Regex help

Im extracting content from an email and i want to get the position of the sender e.g. advanced user, rookie, orchestrator etc.

And the pattern is the name of the person that is above the position.

I’ve tried alot to find a way to get the position but i always miss something.

Any ideas? Thank you.

From is not a problem, you can search for “From:” & extract the sender name using string functions.

The position is a tricky one, may be once you find the from user name, search again & assume the next line is position. But not sure how many times it will work.

@Ibra Can you share whats input and whats the expected output with example

The question is: when the name is always above the position of the sender and the senders name is repeated in the first line of the email content like the screenshot above “From: Ibra Uipath” -> how is it possible to tell the program to ignore the first name and focus on the second in line?

Just a little thought, idk…

The input is an email content and the output is only the position “Ibra rokiee” (the only thing i want to retrieve here)

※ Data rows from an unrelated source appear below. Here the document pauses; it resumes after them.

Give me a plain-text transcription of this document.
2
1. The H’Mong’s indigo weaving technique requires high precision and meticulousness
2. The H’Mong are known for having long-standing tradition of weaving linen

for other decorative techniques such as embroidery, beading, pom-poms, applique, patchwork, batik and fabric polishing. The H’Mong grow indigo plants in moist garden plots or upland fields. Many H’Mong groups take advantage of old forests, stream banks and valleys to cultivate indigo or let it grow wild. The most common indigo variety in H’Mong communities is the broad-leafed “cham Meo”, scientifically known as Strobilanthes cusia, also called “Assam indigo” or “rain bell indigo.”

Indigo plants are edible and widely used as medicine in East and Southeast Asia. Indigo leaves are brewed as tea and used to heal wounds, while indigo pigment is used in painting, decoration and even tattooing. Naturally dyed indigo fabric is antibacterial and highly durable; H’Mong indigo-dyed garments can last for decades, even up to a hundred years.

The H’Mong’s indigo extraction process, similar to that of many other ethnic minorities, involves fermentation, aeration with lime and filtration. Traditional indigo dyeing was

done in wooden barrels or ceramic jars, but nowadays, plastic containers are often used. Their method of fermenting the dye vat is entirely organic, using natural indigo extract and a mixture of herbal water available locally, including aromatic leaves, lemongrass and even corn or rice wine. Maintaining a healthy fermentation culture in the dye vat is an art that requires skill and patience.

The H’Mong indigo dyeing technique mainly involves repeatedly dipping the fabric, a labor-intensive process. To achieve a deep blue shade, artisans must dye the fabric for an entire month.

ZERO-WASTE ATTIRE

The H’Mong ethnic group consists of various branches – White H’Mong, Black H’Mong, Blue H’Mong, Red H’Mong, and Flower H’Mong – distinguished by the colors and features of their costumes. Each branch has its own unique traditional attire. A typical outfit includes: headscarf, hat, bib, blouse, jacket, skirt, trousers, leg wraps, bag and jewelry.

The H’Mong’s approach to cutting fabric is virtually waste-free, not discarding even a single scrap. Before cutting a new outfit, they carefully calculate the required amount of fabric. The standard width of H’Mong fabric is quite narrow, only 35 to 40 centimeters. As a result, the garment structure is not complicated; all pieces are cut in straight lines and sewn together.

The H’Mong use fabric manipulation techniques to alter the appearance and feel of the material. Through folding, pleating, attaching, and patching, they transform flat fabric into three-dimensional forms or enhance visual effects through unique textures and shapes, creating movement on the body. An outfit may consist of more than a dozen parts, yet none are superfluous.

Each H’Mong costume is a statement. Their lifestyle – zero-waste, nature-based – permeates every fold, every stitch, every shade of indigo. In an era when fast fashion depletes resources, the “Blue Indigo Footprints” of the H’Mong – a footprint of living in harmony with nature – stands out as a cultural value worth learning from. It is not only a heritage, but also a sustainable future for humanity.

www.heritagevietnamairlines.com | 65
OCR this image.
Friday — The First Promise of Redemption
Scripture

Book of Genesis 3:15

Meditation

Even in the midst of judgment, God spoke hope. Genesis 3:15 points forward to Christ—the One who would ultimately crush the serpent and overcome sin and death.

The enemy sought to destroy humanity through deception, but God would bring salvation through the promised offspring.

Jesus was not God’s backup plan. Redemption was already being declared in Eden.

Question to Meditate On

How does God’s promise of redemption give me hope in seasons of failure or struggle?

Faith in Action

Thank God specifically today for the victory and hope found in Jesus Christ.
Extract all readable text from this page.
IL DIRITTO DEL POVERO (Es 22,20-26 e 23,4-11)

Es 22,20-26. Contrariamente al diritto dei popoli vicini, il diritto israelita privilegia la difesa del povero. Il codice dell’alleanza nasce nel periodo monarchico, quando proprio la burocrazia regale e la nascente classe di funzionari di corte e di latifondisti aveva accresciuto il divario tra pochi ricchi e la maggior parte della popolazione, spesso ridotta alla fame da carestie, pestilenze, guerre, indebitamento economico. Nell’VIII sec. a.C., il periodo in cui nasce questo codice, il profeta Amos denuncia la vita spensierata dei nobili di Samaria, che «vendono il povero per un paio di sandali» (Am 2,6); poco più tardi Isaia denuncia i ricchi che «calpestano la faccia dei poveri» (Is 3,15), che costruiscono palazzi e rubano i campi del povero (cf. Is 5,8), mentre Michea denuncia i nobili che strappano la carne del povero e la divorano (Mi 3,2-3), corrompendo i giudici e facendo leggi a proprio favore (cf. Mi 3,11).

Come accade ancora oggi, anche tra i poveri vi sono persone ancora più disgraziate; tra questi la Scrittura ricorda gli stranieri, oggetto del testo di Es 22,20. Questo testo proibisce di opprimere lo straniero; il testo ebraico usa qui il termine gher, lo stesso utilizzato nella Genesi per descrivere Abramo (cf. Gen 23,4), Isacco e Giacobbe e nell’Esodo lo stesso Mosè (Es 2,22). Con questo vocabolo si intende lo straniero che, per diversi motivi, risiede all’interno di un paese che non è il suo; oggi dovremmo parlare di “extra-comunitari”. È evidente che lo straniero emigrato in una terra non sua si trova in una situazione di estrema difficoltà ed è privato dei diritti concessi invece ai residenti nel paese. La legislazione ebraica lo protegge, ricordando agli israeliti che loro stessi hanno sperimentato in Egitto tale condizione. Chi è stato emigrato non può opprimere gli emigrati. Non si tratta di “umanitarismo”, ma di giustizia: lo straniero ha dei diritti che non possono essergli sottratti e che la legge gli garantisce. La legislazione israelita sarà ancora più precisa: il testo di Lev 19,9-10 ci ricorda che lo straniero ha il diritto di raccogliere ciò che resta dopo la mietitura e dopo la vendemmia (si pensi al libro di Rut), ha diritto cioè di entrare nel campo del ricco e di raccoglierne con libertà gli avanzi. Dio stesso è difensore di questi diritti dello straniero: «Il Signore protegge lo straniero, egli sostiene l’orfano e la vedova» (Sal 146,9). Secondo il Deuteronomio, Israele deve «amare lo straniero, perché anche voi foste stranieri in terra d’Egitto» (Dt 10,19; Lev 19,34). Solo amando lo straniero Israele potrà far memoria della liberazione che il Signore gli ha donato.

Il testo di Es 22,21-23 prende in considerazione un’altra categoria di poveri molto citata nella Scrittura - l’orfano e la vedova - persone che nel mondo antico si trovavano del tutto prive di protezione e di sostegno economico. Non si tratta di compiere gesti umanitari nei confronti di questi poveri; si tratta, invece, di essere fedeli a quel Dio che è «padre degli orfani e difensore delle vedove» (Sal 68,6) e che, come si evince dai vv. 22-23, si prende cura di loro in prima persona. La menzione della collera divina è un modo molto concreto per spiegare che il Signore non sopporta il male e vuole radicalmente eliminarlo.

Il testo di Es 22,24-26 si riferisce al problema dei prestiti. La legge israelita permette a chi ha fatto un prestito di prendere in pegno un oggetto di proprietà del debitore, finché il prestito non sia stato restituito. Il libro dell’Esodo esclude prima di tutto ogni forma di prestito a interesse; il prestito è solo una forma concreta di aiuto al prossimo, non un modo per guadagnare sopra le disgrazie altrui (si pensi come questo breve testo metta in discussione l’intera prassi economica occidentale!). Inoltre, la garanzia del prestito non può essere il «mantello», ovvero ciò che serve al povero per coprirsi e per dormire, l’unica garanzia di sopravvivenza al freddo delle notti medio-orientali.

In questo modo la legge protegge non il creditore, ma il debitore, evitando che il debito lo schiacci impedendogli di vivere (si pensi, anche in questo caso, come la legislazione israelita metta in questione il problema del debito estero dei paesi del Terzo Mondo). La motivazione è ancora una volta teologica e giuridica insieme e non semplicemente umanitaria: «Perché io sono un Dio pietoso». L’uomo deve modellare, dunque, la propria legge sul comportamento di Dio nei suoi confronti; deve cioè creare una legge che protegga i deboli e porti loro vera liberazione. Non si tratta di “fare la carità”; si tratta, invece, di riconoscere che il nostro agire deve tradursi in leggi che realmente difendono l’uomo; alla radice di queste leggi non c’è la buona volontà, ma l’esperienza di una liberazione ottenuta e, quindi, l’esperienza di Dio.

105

I tried using this syntax:

(?<=Ibra Uipath)\s+.+

But its getting 2 values:

  1. (newline) Test Email 1`
  2. (newline) UiPath Rokiee

How can i remove the newlines and ignore the first value?

@Ibra

The name will not remain always constant right. So instead of using name use Best Regards

Regards,
Mahesh

In uipath studio i will use .Mail.Sender.DisplayName instead for an static value like the example i posted.

@Ibra

what if they use their Short names in Best Regards Section.

Regards,
Mahesh

That will be ignored as long as i can get their name from the .mail.displayName.

@Ibra

Oh Ok.

Regards,
Mahesh

Anyone?

Did you try and add the newline within the positive lookahead? For example:

(?<=Ibra Uipath[\n\r]).*(?=[\n\r])

It gave me an empty iterator. So i modified your syntax with this:

“(?<=Ibra Uipath[\n\r][\n\r][\n\r][\n\r]).*(?=[\n\r])”

And it worked.

But why does UiPath require MORE spaces (\n\r) than regex101.com?

Weird, but good to hear that it worked. Can you try and change it to this:

"(?<=Ibra Uipath[\n\r]+).*(?=[\n\r])”

That should work for any amount of subsequent newlines, 1 or more. I think that’ll be safer.

It took the first value “Test Email 1” instead of "UiPath rokkiee"

Ahhh, of course. This should be the one:

"(?<=[\n\r]Ibra Uipath[\n\r]+).*(?=[\n\r])”

Is it supposed to give the value with the index of 3?

No, that is because it matches every new line… Instead of .* between the brackets, try \S.* or \w.*

Ok i just tried with \S* and \w.* but it returned null.

So i modified your syntax with this input:

“(?<=Ibra UiPath[\n\r]\s+)\s\S.*”

And it returned only the UiPath Rokiee

I dont know if this syntax i just used is too “simple” and can be unreliable. But it worked.

EDIT: I attach the .txt file as a zip.123.zip (226 Bytes)